In this episode, Solzhenitsyn shows how the prisoners watch out for their fellow prisoners. When noontime is signaled, Ivan and Pavlo rush to the mess hall ahead of the others in order to get a bowl of mush for everyone in their gang. In addition, Ivan manages to gain two extra bowls of mush, which he hands over to the assistant boss for distribution. Pavlo gives Ivan one of the bowls because he has earned it. Showing a touch of uncharacteristic kindness, Pavlo tells Ivan to give the second bowl to Buynovsky, who will need the extra nourishment during his solitary confinement. Pavlo shares his own second portion with Caesar, because of bribes he has received from him.
Even in the mess hall, the system of prison hierarchy is maintained. Tyurin, the boss, and Pavlo, his assistant, are in control of the food and decide who gets extra rations. They also get double rations for themselves because of their position. Tyurin, however, does not eat with the gang, judging it to be beneath him. The cook also holds a position of importance, for he can give a prisoner large or small servings as he sees fit.
Ivan’s code of honor is again developed in this section.

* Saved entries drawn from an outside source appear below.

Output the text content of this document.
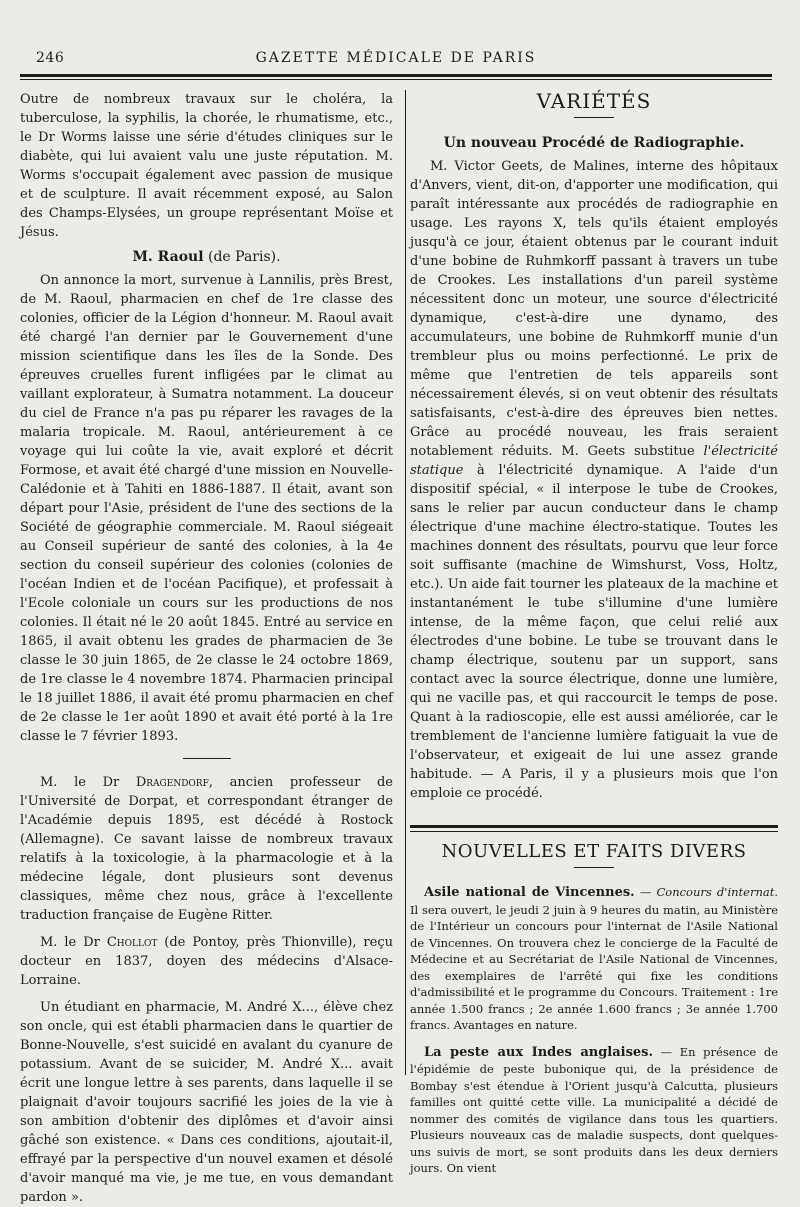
246	GAZETTE MÉDICALE DE PARIS

Outre de nombreux travaux sur le choléra, la tuberculose, la syphilis, la chorée, le rhumatisme, etc., le Dr Worms laisse une série d'études cliniques sur le diabète, qui lui avaient valu une juste réputation. M. Worms s'occupait également avec passion de musique et de sculpture. Il avait récemment exposé, au Salon des Champs-Elysées, un groupe représentant Moïse et Jésus.

M. Raoul (de Paris).

On annonce la mort, survenue à Lannilis, près Brest, de M. Raoul, pharmacien en chef de 1re classe des colonies, officier de la Légion d'honneur. M. Raoul avait été chargé l'an dernier par le Gouvernement d'une mission scientifique dans les îles de la Sonde. Des épreuves cruelles furent infligées par le climat au vaillant explorateur, à Sumatra notamment. La douceur du ciel de France n'a pas pu réparer les ravages de la malaria tropicale. M. Raoul, antérieurement à ce voyage qui lui coûte la vie, avait exploré et décrit Formose, et avait été chargé d'une mission en Nouvelle-Calédonie et à Tahiti en 1886-1887. Il était, avant son départ pour l'Asie, président de l'une des sections de la Société de géographie commerciale. M. Raoul siégeait au Conseil supérieur de santé des colonies, à la 4e section du conseil supérieur des colonies (colonies de l'océan Indien et de l'océan Pacifique), et professait à l'Ecole coloniale un cours sur les productions de nos colonies. Il était né le 20 août 1845. Entré au service en 1865, il avait obtenu les grades de pharmacien de 3e classe le 30 juin 1865, de 2e classe le 24 octobre 1869, de 1re classe le 4 novembre 1874. Pharmacien principal le 18 juillet 1886, il avait été promu pharmacien en chef de 2e classe le 1er août 1890 et avait été porté à la 1re classe le 7 février 1893.

M. le Dr Dragendorf, ancien professeur de l'Université de Dorpat, et correspondant étranger de l'Académie depuis 1895, est décédé à Rostock (Allemagne). Ce savant laisse de nombreux travaux relatifs à la toxicologie, à la pharmacologie et à la médecine légale, dont plusieurs sont devenus classiques, même chez nous, grâce à l'excellente traduction française de Eugène Ritter.

M. le Dr Chollot (de Pontoy, près Thionville), reçu docteur en 1837, doyen des médecins d'Alsace-Lorraine.

Un étudiant en pharmacie, M. André X..., élève chez son oncle, qui est établi pharmacien dans le quartier de Bonne-Nouvelle, s'est suicidé en avalant du cyanure de potassium. Avant de se suicider, M. André X... avait écrit une longue lettre à ses parents, dans laquelle il se plaignait d'avoir toujours sacrifié les joies de la vie à son ambition d'obtenir des diplômes et d'avoir ainsi gâché son existence. « Dans ces conditions, ajoutait-il, effrayé par la perspective d'un nouvel examen et désolé d'avoir manqué ma vie, je me tue, en vous demandant pardon ».

VARIÉTÉS
Un nouveau Procédé de Radiographie.

M. Victor Geets, de Malines, interne des hôpitaux d'Anvers, vient, dit-on, d'apporter une modification, qui paraît intéressante aux procédés de radiographie en usage. Les rayons X, tels qu'ils étaient employés jusqu'à ce jour, étaient obtenus par le courant induit d'une bobine de Ruhmkorff passant à travers un tube de Crookes. Les installations d'un pareil système nécessitent donc un moteur, une source d'électricité dynamique, c'est-à-dire une dynamo, des accumulateurs, une bobine de Ruhmkorff munie d'un trembleur plus ou moins perfectionné. Le prix de même que l'entretien de tels appareils sont nécessairement élevés, si on veut obtenir des résultats satisfaisants, c'est-à-dire des épreuves bien nettes. Grâce au procédé nouveau, les frais seraient notablement réduits. M. Geets substitue l'électricité statique à l'électricité dynamique. A l'aide d'un dispositif spécial, « il interpose le tube de Crookes, sans le relier par aucun conducteur dans le champ électrique d'une machine électro-statique. Toutes les machines donnent des résultats, pourvu que leur force soit suffisante (machine de Wimshurst, Voss, Holtz, etc.). Un aide fait tourner les plateaux de la machine et instantanément le tube s'illumine d'une lumière intense, de la même façon, que celui relié aux électrodes d'une bobine. Le tube se trouvant dans le champ électrique, soutenu par un support, sans contact avec la source électrique, donne une lumière, qui ne vacille pas, et qui raccourcit le temps de pose. Quant à la radioscopie, elle est aussi améliorée, car le tremblement de l'ancienne lumière fatiguait la vue de l'observateur, et exigeait de lui une assez grande habitude. — A Paris, il y a plusieurs mois que l'on emploie ce procédé.

NOUVELLES ET FAITS DIVERS

Asile national de Vincennes. — Concours d'internat. Il sera ouvert, le jeudi 2 juin à 9 heures du matin, au Ministère de l'Intérieur un concours pour l'internat de l'Asile National de Vincennes. On trouvera chez le concierge de la Faculté de Médecine et au Secrétariat de l'Asile National de Vincennes, des exemplaires de l'arrêté qui fixe les conditions d'admissibilité et le programme du Concours. Traitement : 1re année 1.500 francs ; 2e année 1.600 francs ; 3e année 1.700 francs. Avantages en nature.

La peste aux Indes anglaises. — En présence de l'épidémie de peste bubonique qui, de la présidence de Bombay s'est étendue à l'Orient jusqu'à Calcutta, plusieurs familles ont quitté cette ville. La municipalité a décidé de nommer des comités de vigilance dans tous les quartiers. Plusieurs nouveaux cas de maladie suspects, dont quelques-uns suivis de mort, se sont produits dans les deux derniers jours. On vient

Although he is the one responsible for getting the two extra portions of food, he does not keep one for himself; instead, he immediately turns over both the extra rations to Pavlo for distribution. Because of his honesty, Pavlo rewards him with one of the portions. Ivan also has the opportunity to take Caesar’s extra portion of mush. Once again, he does not even consider stealing from a fellow prisoner; he would never stoop that low.